Dr. Max Klau and Rabbi Sid Schwartz (a rabbi for whom I have enormous respect) have written an article arguing that young progressive Jews that are alienated from Israel can become connected via service learning programs, like those run by an organization called Yahel. These are programs that bring young people to Israel who do volunteer work with mizrahim, Ethiopians, Druze, etc. According to the authors, the Yahel experience is
an experience that provides a realistic, complex and nuanced understanding of a country that is talked about largely in the abstract during polarized debates back on college campuses in the States. And along with that nuanced and complex understanding emerges a genuine sense of connection.
The authors follow the story of “Jennifer,” who was raised in a home that “equated Zionism with racism. Like many secular, progressive young Americans, she spent her college years immersed in a campus culture that, at best, questioned the current policies of the state of Israel and, at worst, demonized the country as a pariah state.” But after working with Ethiopians in the Ramat Eliyahu neighborhood of Rishon Le-Tziyyon, “Jennifer” feels much more connected to Israel
“Through her service, she is encountering issues of race, gender, economic justice, immigration, and – of course – the conflict with Palestinians – as they are experienced every day in Ramat Eliyahu and beyond.”
Yes, she is – and that is the problem. Because in the Ramat Eliyahu neighborhood of Rishon, she will never observe the daily lives of Palestinians under Israeli control. She will not encounter Palestinians, except in terms of the “conflict”. Jennifer will learn more about what it is to live under Occupation by attending campus meetings of Students for Justice in Palestine and J Street U in the United States, than she will in an Israeli town that gave thirty per cent of its vote to the Likud, and almost as many votes to the racist Yahad party as to Meretz (3%). She will be closer to the West Bank experience in Ann Arbor than she will be in Rishon.
A look at Yahel’s website shows that none of the programs work with Palestinian Israelis, much less Palestinians under occupation. This is social justice “within the family”. It is not social justice for the most underprivileged group of Israeli citizens, Palestinian Israelis.
Of course, working with all underprivileged is important, and I am the first to applaud Yahel and other programs for doing that. I am not for dissing social justice programs of any sort; just as justice should be blind, so too social justice.
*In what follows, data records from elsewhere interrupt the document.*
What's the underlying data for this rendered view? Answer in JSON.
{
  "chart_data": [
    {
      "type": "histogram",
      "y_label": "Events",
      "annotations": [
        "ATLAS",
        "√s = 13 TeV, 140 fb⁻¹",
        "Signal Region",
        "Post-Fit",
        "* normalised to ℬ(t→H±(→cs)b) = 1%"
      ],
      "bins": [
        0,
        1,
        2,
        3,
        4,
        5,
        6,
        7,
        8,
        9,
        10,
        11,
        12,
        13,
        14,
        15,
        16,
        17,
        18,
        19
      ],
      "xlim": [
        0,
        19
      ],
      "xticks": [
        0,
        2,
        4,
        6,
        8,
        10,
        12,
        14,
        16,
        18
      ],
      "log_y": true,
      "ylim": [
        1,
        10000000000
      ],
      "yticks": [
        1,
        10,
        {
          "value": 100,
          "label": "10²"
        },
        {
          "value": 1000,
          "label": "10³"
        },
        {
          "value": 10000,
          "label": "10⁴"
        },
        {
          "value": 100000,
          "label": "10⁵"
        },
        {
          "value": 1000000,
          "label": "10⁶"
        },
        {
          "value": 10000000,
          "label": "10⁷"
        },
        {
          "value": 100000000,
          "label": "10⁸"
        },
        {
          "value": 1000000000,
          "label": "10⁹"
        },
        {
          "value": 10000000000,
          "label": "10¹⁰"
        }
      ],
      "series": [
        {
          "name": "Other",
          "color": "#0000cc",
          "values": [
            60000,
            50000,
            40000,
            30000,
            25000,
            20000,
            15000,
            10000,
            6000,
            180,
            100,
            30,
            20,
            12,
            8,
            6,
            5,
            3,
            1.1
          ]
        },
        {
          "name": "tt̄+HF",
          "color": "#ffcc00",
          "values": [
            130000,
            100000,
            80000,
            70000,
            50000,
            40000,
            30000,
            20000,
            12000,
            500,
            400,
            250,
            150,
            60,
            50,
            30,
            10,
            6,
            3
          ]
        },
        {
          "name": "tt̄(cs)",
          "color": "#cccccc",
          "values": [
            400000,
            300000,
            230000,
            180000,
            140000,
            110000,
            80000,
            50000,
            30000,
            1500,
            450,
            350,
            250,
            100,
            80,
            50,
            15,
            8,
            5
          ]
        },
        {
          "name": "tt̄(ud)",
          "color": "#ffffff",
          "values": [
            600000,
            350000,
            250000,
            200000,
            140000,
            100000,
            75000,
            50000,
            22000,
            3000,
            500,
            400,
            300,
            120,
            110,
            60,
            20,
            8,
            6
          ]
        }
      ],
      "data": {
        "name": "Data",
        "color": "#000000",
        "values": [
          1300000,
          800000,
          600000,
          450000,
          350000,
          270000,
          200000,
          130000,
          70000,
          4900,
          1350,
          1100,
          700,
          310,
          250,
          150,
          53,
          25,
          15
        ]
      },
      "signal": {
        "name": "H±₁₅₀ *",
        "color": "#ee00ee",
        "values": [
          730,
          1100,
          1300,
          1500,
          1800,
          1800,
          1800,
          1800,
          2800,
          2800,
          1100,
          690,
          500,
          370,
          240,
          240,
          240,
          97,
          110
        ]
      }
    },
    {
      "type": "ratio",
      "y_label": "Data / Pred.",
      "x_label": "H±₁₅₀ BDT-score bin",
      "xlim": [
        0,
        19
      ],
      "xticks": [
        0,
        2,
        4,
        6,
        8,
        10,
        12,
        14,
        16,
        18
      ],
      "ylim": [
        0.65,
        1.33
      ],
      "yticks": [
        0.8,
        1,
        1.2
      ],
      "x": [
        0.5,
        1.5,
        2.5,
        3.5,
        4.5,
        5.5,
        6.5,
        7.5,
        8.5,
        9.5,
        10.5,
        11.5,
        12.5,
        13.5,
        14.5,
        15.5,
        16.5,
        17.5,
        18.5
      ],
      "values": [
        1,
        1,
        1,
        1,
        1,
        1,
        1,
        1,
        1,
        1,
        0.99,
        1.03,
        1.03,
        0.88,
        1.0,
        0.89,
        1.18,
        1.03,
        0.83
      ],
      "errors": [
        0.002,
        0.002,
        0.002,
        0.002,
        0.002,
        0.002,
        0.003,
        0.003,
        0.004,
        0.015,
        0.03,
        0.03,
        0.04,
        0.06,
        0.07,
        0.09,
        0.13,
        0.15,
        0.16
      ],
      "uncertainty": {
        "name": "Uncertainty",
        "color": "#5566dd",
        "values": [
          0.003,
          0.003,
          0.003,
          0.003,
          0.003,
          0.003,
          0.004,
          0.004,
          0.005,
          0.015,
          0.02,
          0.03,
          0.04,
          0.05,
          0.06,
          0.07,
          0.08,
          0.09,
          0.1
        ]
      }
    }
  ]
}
But service learning programs in Israel will not further young progressive students’ understanding of the core human rights/social justice issue in Israel today – the treatment of the Palestinians under Occupation. To me, it’s like telling college students during the civil rights era, “Don’t demonize the South; go and tutor its poor white children.”
Israel is constantly thinking of way to engage liberal Jews in order to divert their attention from the elephant in the room. Progressive Jews have an obligation to see what is being done in their name in Areas B and C. If they can’t visit Gaza, they should learn about the lives of Gazans, who remain under Israel’s effective control.
Service learning should not be “tikun olam washing” – a way of connecting with progressives while sweeping under the carpet the central problem facing Israel – and its supporters today.